Se vi dicessi che i libri hanno un'anima mi credereste? O meglio, più di un' anima. O meglio ancora tante anime e caratteri per quanto è il numero dei personaggi che racchiudono e vivono nel loro involucro, così come l'involucro del corpo umano racchiude l'anima dell'uomo che vive, e che possono ribellarsi?

E' quanto accadde al nostro protagonista Lodovico Anselmo, insegnante presso un istituto magistrale di Napoli.

Era da poco rientrato, nella sua elegante abitazione al Corso Vittorio Emanuele, dopo una estenuante mattinata di lavoro. 

Altro lavoro lo aspettava a casa per quanto riguardava la lettura e la correzione dei compiti degli studenti del suo corso. 

Si liberò del soprabito e del cappello. Poggiò la borsa contenente i compiti su di una vecchia cassapanca. 

Dal soprabito prese il giornale ed entrò in salotto. Chiamò la moglie ma non ebbe risposta. Capì che non era in casa.

Sentiva una terribile fame mista a stanchezza fisica e mentale. Squillò il telefono. Svogliatamente andò a rispondere. 

Era la moglie. Gli comunicava di essere stata trattenuta a casa di sua madre perchè la stessa non si era sentita bene e che sarebbe rientrata più tardi. Rispose un semplice: "Va bene" e riagganciò. Entrò in cucina. Si guardò intorno pensando a cosa fare. Incominciò ad aprire e chiudere cassetti alla ricerca di qualcosa. Aprì il frigo ma non c'era nulla che potesse soddisfare la fame che sentiva.

Si decise e, prese a cucinare mentre spiluccava qua e là qualche oliva; una fettina di prosciutto San Daniele; un po' di pane; un grissino.... Aveva appena terminato la preparazione, molto invitante, di uno spaghetto al sugo La Torrente, da lui preferito, era molto esigente nella scelta dei prodotti, stava per gustarlo, quando sentì provenire dallo studio biblioteca dei gemiti, dei tenui lamenti. Spaventato, incuriosito, di corsa si recò nello studio ma nulla vide di anomalo. Nessun'altra presenza vi era oltre la sua. Pensò che sia la stanchezza che la fame gli avevano procurato un brutto scherzo. 

Ritornò in cucina per pranzare. Ma dopo poco risentì i gemiti e i lamenti. Non se ne curò. Attribuì, come prima, la colpa alla stanchezza e continuò a mangiare, sorseggiando, tra una forchettata e l'altra, un po' di vino, proponendosi una bella e, meritata dormita dopo pranzo. 

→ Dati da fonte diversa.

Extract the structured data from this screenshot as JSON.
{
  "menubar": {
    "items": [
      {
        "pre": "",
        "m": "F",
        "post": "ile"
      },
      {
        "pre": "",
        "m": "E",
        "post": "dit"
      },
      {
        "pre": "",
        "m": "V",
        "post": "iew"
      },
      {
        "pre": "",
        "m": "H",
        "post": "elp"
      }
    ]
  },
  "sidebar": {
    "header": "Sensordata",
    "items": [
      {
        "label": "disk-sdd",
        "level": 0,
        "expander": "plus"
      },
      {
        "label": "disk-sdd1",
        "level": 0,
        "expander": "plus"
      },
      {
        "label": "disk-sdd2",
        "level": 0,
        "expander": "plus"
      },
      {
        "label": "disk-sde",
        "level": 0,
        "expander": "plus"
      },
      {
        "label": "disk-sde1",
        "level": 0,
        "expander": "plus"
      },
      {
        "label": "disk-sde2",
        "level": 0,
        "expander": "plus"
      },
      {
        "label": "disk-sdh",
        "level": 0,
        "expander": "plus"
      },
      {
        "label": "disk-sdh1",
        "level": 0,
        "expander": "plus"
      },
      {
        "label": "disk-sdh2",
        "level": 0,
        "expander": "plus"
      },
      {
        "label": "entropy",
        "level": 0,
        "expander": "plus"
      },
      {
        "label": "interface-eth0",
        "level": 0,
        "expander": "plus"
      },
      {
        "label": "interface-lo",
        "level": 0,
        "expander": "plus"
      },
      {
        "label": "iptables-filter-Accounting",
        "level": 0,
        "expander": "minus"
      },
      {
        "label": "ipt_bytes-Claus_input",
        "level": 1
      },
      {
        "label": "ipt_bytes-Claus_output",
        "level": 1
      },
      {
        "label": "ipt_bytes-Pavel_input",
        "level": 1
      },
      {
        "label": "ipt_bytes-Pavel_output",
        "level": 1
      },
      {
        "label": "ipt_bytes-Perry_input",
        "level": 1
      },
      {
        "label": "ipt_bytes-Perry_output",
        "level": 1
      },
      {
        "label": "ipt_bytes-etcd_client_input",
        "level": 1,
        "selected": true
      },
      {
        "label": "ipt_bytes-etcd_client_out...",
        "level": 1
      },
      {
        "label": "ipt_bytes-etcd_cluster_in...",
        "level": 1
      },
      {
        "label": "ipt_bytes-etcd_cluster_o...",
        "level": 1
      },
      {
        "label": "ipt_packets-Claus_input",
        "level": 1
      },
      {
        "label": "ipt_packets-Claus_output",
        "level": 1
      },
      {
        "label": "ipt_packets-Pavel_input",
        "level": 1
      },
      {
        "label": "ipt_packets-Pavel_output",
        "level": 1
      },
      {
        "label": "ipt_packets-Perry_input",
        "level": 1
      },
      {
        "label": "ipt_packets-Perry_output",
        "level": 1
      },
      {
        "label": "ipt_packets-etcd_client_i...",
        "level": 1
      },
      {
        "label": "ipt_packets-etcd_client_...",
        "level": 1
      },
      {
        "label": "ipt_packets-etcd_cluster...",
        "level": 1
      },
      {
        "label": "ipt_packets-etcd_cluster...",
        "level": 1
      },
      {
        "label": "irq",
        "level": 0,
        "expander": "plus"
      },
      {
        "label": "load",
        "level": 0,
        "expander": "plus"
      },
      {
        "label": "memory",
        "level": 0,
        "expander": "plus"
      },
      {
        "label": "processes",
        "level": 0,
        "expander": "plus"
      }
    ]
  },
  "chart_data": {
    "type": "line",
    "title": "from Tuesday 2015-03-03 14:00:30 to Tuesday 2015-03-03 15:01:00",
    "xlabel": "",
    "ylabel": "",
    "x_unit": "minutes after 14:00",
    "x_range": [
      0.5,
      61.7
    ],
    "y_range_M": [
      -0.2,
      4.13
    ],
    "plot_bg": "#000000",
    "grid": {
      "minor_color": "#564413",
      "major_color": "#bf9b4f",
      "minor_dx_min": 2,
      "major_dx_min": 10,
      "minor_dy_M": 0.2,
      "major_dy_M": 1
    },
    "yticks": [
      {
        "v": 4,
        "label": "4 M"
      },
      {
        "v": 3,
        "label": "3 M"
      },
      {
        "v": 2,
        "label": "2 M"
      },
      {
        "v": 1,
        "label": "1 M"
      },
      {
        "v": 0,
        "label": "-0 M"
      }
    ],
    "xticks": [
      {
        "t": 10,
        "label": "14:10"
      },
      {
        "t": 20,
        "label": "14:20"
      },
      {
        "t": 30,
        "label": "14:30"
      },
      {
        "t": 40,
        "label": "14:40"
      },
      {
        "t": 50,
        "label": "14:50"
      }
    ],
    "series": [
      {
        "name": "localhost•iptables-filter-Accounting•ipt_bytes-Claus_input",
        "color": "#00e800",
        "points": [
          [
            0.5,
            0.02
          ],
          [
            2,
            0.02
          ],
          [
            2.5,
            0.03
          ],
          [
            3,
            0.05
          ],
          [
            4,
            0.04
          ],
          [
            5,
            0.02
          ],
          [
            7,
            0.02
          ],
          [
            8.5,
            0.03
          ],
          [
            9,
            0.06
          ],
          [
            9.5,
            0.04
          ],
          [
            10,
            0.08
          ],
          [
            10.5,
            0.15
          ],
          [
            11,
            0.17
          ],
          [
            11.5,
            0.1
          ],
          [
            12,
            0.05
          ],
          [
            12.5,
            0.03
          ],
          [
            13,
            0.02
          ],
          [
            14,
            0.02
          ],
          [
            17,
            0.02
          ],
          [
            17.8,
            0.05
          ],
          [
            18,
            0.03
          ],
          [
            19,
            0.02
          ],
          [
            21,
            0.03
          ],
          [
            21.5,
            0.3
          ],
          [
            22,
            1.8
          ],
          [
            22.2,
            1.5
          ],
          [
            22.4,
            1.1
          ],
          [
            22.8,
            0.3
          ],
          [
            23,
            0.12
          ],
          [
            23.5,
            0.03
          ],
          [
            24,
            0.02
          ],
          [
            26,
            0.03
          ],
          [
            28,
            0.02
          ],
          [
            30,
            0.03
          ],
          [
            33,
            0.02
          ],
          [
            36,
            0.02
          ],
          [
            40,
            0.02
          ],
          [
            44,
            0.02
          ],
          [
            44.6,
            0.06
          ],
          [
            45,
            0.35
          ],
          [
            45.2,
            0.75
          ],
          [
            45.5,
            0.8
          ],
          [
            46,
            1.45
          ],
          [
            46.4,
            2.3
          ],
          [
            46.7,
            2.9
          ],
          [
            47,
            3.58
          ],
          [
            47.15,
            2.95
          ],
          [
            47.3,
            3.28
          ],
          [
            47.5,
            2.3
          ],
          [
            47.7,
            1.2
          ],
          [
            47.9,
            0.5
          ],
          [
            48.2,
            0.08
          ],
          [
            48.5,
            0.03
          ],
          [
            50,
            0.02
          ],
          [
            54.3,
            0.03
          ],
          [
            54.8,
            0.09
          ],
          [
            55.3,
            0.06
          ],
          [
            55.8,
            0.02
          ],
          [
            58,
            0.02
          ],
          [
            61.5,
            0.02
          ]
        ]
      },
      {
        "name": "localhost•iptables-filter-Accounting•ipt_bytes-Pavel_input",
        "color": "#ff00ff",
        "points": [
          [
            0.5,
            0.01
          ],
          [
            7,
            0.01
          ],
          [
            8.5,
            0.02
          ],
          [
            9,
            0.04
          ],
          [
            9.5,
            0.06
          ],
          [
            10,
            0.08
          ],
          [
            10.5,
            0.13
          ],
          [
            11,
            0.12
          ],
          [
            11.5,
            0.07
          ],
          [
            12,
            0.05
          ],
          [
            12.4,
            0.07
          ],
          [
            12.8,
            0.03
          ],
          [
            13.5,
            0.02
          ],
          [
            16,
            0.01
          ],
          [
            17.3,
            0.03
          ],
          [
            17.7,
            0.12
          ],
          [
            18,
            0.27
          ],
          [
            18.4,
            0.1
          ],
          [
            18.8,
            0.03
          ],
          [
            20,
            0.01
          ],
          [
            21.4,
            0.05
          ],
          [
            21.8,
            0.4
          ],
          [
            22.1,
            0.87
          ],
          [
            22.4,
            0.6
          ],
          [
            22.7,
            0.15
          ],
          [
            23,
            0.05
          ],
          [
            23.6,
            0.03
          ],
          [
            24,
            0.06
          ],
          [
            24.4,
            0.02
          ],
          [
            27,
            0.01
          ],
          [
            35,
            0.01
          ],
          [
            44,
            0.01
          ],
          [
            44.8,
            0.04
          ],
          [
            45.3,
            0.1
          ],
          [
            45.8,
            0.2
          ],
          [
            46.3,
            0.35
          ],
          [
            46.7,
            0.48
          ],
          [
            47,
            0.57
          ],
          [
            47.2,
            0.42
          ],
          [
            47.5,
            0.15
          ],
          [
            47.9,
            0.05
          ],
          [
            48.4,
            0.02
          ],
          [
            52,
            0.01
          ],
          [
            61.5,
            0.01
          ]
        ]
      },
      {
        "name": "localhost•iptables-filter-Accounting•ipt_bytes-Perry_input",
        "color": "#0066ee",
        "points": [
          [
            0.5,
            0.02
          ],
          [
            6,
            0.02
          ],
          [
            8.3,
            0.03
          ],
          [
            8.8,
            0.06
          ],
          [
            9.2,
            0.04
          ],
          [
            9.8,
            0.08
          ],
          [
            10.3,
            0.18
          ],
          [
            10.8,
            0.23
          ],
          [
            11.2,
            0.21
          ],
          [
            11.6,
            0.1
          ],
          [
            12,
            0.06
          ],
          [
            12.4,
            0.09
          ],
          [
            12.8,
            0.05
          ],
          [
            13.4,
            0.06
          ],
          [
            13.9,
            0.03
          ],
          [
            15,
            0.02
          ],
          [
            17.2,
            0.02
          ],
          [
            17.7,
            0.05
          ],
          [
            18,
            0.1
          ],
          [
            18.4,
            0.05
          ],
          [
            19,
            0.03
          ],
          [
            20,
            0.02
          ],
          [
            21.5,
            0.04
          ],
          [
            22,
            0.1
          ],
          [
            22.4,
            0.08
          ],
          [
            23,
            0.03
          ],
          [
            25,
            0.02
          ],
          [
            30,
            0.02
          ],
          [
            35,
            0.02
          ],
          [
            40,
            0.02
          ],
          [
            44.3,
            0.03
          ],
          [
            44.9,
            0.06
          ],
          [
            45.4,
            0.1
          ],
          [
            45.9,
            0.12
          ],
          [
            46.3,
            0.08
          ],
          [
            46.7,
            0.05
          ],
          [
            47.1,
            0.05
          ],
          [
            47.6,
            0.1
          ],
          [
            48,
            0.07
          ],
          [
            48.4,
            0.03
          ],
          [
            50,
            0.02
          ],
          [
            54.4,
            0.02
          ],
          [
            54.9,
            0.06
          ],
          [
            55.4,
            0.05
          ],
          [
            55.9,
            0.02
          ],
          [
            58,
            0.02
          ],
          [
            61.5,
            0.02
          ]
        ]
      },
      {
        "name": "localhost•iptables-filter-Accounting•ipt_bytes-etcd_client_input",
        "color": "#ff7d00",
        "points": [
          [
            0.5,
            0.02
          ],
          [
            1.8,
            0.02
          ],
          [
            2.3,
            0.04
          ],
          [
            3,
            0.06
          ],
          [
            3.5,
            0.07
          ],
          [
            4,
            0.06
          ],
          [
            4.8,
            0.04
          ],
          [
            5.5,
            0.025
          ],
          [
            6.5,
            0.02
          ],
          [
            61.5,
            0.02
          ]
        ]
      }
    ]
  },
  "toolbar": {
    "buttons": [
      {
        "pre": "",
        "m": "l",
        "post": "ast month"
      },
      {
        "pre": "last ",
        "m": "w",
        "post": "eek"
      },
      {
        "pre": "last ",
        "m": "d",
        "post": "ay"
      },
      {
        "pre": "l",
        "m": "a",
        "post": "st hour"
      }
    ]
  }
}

Ma ecco che un rumore attirò la sua attenzione. Rientrò in biblioteca e trovò alcuni libri a terra. Li raccolse per sistemarli nel loro scaffale ma i libri, con forza, spingevano indietro la sua mano e non gli riusciva di sistemarli. All'improvviso altri due libri uscirono dalla biblioteca e volavano per l'ampia camera. Si poggiarono sullo scrittoio. 

Pensò d'essere impazzito quando i libri si aprirono ed alcune figure, simili a fantasmi,  ne uscirono. Giravano per la stanza: donne; cavalieri; dame di società; personaggi storici; popolane... Erano le anime dei personaggi i quali, reclamavano un lettore, essendo stati acquistati ma non letti, e non essendo stati letti non avevano vissuto. Si sentivano, erano prigionieri della polvere che li copriva e,  pagine ancora intonse. 

Perchè, quando si legge un libro si vive la storia e la vita dei protagonisti. Dopo la si racconta, la si discute in compagnia di amici, parenti. Ci si forma un' idea della fisionomia dei personaggi ed essi attraverso la lettura respirano e vivono la loro esistenza.

Ma per la maggior parte delle persone il libro è semplicemente un oggetto di carta inanimato. Nessuno immagina, pensa che all'interno è racchiusa una vita e che questa vita vuole pienamente essere vissuta.

Lodovico oramai stremato, si trovò circondato da molteplici figure. Da libri che gli giravano intorno frastornandolo. Quelli non letti iniziarono a litigare con quelli letti. 

La biblioteca prese ad oscillare, prima lentamente, poi più energicamente, come durante un terremoto, fino a crollare ed a sommergere Anselmo sotto il suo consistente peso.